An interesting aspect of Somali clan life is that whilst clan elders might have been swept up into the maelstrom of Somali politics, the clans themselves had internal mechanisms of social order – mechanisms which would not have been political.

This is something that is not understood sufficiently by analysts of the Somali compass. For when the first Islamic Court appeared in northern Mogadishu (a Sufi stronghold) in the 1990’s, the response was not a political one.

Civilians caught in the crossfire

Civilians caught in the crossfire of anarchy were merely looking at a non-political solution to what was a social problem. The initial focus of the courts – which then sprung up all over Mogadishu – were primarily aimed at order and harmony.

Another neglected aspect is the role of the ‘ulama, whose attempts at conciliation over the past two decades have not been given fair due. Few remember the efforts of the scholar, Shaikh Muhammad Moallim, in trying to get General Farah Aideed and Ali Mahdi to lay down arms in 1991.

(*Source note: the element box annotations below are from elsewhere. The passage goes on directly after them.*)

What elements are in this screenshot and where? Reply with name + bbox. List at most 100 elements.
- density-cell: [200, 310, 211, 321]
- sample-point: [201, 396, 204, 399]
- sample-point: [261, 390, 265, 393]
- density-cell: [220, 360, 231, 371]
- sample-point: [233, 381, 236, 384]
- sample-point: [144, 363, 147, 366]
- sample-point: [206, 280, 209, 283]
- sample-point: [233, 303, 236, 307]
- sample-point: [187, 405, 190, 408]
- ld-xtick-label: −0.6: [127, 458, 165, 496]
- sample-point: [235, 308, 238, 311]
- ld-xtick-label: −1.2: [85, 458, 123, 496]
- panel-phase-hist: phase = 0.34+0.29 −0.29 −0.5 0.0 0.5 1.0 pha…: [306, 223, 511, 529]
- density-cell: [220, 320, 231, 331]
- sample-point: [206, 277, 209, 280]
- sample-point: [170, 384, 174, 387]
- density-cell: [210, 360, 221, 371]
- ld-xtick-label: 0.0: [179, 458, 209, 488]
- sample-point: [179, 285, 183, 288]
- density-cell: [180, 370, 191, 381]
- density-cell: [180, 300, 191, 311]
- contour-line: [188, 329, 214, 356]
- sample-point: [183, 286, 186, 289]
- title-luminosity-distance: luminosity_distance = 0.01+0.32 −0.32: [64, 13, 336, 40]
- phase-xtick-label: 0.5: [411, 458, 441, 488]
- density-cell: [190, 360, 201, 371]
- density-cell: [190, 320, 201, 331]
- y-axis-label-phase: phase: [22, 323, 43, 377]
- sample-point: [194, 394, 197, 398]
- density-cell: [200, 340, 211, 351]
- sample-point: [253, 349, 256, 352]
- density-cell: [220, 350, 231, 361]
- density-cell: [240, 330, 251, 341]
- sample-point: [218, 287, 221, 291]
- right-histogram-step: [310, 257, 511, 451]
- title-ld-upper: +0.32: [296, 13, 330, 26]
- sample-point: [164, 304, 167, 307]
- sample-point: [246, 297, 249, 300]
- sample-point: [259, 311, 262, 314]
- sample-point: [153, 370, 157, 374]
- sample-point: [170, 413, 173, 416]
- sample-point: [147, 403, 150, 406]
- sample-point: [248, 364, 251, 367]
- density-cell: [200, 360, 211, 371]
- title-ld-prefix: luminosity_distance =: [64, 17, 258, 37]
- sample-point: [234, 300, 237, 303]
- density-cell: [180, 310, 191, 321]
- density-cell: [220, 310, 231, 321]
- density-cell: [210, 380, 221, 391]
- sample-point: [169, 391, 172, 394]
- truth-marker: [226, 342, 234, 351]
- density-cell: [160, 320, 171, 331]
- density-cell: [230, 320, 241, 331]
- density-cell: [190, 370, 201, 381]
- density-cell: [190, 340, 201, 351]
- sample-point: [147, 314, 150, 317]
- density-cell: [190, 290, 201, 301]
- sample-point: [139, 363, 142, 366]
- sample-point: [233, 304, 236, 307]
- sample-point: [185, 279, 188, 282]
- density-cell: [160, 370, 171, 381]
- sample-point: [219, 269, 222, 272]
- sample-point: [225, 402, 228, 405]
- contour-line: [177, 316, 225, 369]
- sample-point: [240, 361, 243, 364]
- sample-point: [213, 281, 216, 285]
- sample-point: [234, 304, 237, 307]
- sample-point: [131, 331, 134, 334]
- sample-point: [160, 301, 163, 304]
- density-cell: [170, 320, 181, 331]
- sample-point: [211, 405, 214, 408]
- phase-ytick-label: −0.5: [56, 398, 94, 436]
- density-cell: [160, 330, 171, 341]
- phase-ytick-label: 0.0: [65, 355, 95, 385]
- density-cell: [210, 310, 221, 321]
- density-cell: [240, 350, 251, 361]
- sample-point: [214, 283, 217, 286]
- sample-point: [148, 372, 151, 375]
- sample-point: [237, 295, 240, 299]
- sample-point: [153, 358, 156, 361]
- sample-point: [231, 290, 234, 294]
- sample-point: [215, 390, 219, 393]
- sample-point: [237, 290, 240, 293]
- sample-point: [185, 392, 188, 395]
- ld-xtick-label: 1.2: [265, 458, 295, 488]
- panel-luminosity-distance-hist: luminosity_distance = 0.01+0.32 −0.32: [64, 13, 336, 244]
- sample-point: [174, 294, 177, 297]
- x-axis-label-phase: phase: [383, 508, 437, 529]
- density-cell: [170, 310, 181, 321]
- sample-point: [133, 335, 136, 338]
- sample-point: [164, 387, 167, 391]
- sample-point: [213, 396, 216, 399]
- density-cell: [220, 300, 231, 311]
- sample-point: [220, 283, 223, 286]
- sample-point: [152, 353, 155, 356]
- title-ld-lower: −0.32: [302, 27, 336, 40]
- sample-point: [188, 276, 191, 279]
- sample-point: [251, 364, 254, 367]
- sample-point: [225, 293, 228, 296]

The Islamic Courts of Mogadishu were clan-based, but decided to merge in 2004, their control extending over the city and into the countryside. Tensions rose when the Sufi-orientated movement, Ahl us-Sunnah wa’l Jama’ah, found itself at odds with the hard-line Salafi-Wahhabis.

In the meantime, the rise of Islamic consciousness on the Horn of Africa had started bleeping on the “war on terror” radar in Washington. A throwaway line by Usama Bin Laden to journalist Peter Bergen – that al-Qaedah had been present in Somalia since 1993 – saw the Bush regime creating a new frontier in Somalia.

In 2006 Ethiopia – claiming that it was a besieged Christian nation – invaded Somalia to crush the ICU and ruin the fragile peace. This invasion, backed by Bush, saw 600,000 inhabitants in Mogadishu being displaced. It also saw the creation of yet another Somali power vacuum – a vacuum into which Islamic extremism would rush to become an even bigger player.